Prof et étudiante : dialogue entre le créateur de contenus Timothée Curado et la future infirmière Sara Ourrad

Place à Demaindossier
Il est devenu professeur par vocation, elle tente de renouer un lien entre enseignement et activité professionnelle. Conversation autour de la confiance en l’entreprise et la formation.
(Elodie Lascar/Libération)
publié le 26 janvier 2024 à 3h13

Les 26 et 27 janvier, Libération coconstruit avec les moins de 30 ans Place à demain. Un événement dédié à l’écoute de la jeunesse et ouvert aux débats entre toutes les générations. Une soirée et une journée de rencontres gratuites, au Théâtre du Nord et en partenariat avec la Métropole européenne de Lille, le Théâtre du Nord, la CCI Grand Lille Hauts-de-France, l’Université de Lille, la Voix du Nord et BFM Grand Lille. Entrée libre sur inscription.

A priori, entre ces deux deux-là, la ressemblance n’est pas évidente. D’un côté, une star de TikTok, Timothée Curado, 30 ans, professeur de physique-chimie, mannequin, propulsé incontournable des réseaux sociaux depuis la pandémie. Blagues, confessions, chaque jour, il dévoile le quotidien de sa profession auprès de ses 1,6 million d’abonnés depuis sa classe d’un lycée de Clermont-Ferrand. De l’autre, une étudiante infirmière, Sara Ourrad, rencontrée par Libé lors d’un atelier d’éducation aux médias, au centre social et culturel de l’Arbrisseau, en plein cœur du quartier prioritaire de Lille-Sud.

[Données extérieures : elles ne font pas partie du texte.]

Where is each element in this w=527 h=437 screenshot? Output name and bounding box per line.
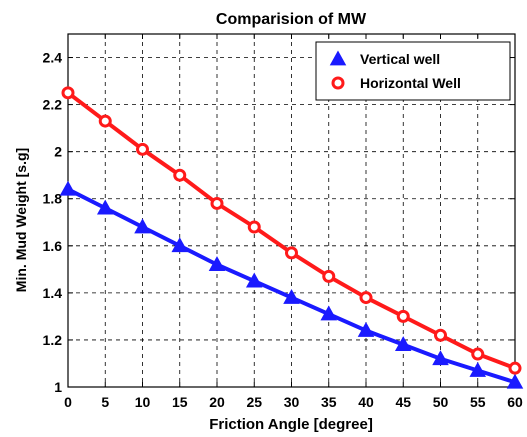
axes: 0 5 10 15 20 25 30 35 40 45 50 55 60 1 1.2 1.4 1.6 1.8 2 2.… [43, 33, 523, 410]
legend-label: Horizontal Well [360, 75, 461, 91]
x-tick-label: 30 [284, 394, 300, 410]
data-point [98, 114, 112, 128]
x-tick-label: 15 [172, 394, 188, 410]
x-tick-label: 0 [64, 394, 72, 410]
data-point [134, 218, 151, 234]
x-tick-label: 50 [433, 394, 449, 410]
data-point [394, 336, 412, 351]
data-point [210, 196, 224, 210]
legend-label: Vertical well [360, 51, 440, 67]
data-point [208, 256, 226, 271]
series-triangle [59, 180, 524, 389]
plot-series [59, 86, 524, 389]
x-tick-label: 60 [507, 394, 523, 410]
data-point [506, 373, 524, 389]
y-tick-label: 2.4 [43, 50, 63, 66]
data-point [245, 272, 263, 288]
x-tick-label: 35 [321, 394, 337, 410]
legend-marker [329, 50, 347, 66]
data-point [469, 361, 487, 377]
legend-entry: Vertical well [329, 50, 440, 67]
data-point [173, 168, 187, 182]
x-tick-label: 45 [395, 394, 411, 410]
data-point [471, 347, 485, 361]
data-point [508, 361, 522, 375]
x-axis-label: Friction Angle [degree] [209, 416, 373, 433]
series-circle [61, 86, 522, 375]
y-axis-label: Min. Mud Weight [s.g] [13, 148, 29, 292]
data-point [359, 291, 373, 305]
data-point [136, 142, 149, 156]
data-point [59, 180, 77, 196]
y-tick-label: 1.2 [43, 332, 63, 348]
y-tick-label: 1.6 [43, 238, 63, 254]
x-tick-label: 55 [470, 394, 486, 410]
data-point [322, 269, 336, 283]
x-tick-label: 5 [101, 394, 109, 410]
y-tick-label: 1.8 [43, 191, 63, 207]
data-point [320, 305, 338, 321]
data-point [396, 309, 410, 323]
data-point [285, 246, 298, 260]
y-tick-label: 1 [54, 379, 62, 395]
x-tick-label: 40 [358, 394, 374, 410]
chart-title: Comparision of MW [216, 11, 367, 28]
data-point [432, 350, 449, 366]
x-tick-label: 20 [209, 394, 225, 410]
data-point [96, 199, 114, 215]
legend: Vertical well Horizontal Well [315, 41, 511, 101]
data-point [171, 237, 189, 253]
x-tick-label: 10 [135, 394, 151, 410]
legend-marker [331, 76, 345, 90]
x-tick-label: 25 [246, 394, 262, 410]
data-point [61, 86, 75, 100]
data-point [247, 220, 261, 234]
data-point [434, 328, 447, 342]
data-point [283, 289, 300, 304]
legend-entry: Horizontal Well [331, 75, 461, 91]
y-tick-label: 1.4 [43, 285, 63, 301]
legend-box [315, 41, 511, 101]
data-point [357, 321, 375, 337]
y-tick-label: 2.2 [43, 97, 63, 113]
y-tick-label: 2 [54, 144, 62, 160]
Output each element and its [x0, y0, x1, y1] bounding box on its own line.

Ils acceptent l’exercice, pas facile. Rencontre pleine d’un hasard complémentaire ? A les écouter, lui, dès la primaire, demandait à ses parents un tableau pour «jouer à la maîtresse» ; elle, dès sa sortie du lycée, se sent freinée, empêchée dans ses ambitions professionnelles. Quand lui s’épanouit dans une notoriété fulgurante que seuls les réseaux sociaux peuvent offrir, elle a peur de se lancer, craignant d’être stigmatisée parce qu’elle est musulmane et qu’elle porte le voile.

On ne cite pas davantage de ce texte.